Monday, June 28, 2010

Gillard stumbles as call for climate action sounds

Despite the rise of our plain-spoken and highly capable first female prime minister, Julia Gillard has taken little time to make her first false moves on climate.

Writing in The Age, Adam Morton relates the role of climate backsliding in the demise of Kevin Rudd as a conviction politician, but we now see Julia Gillard party to a brown coal deal with Vietnam as she “opens the door” to the mining industry and flags the need to build community “consensus” before Australia acts decisively on climate.

The consensus line comes as a new poll already shows strong concern for action on climate and a perception that the major parties are "clones" on climate policy.

An admitted party to the Rudd Government’s disastrous decision to shelve work on emissions trading, Gillard now appears to be operating on the consensus of the mining industry that it proceed full-steam ahead with the extraction of our natural resources despite the community, environmental and climate impacts, and quite possibly with a watered-down tax payment on its super profits.

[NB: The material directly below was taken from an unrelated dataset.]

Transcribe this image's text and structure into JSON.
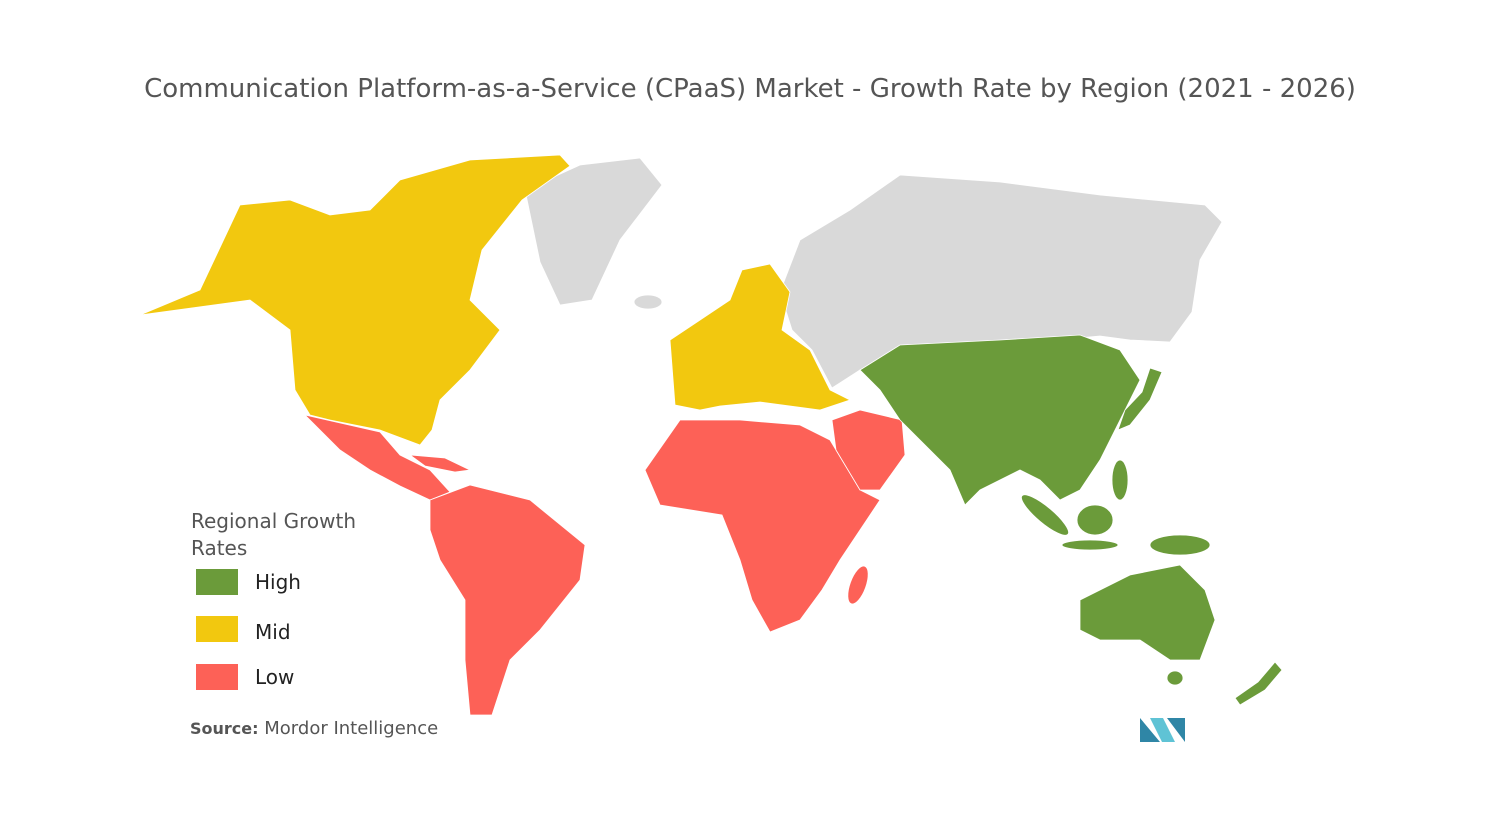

The prime minister surely recalls Kevin Rudd’s 2007 election mandate to act on climate, and Australia's historic ratification of Kyoto. Julia Gillard must now acknowledge that should she ignore the scientific and growing community consensus, the climate will render self-evident its own consensus through the clear and worsening impacts of global warming. That is already happening, and further delay on climate action is no better than denial.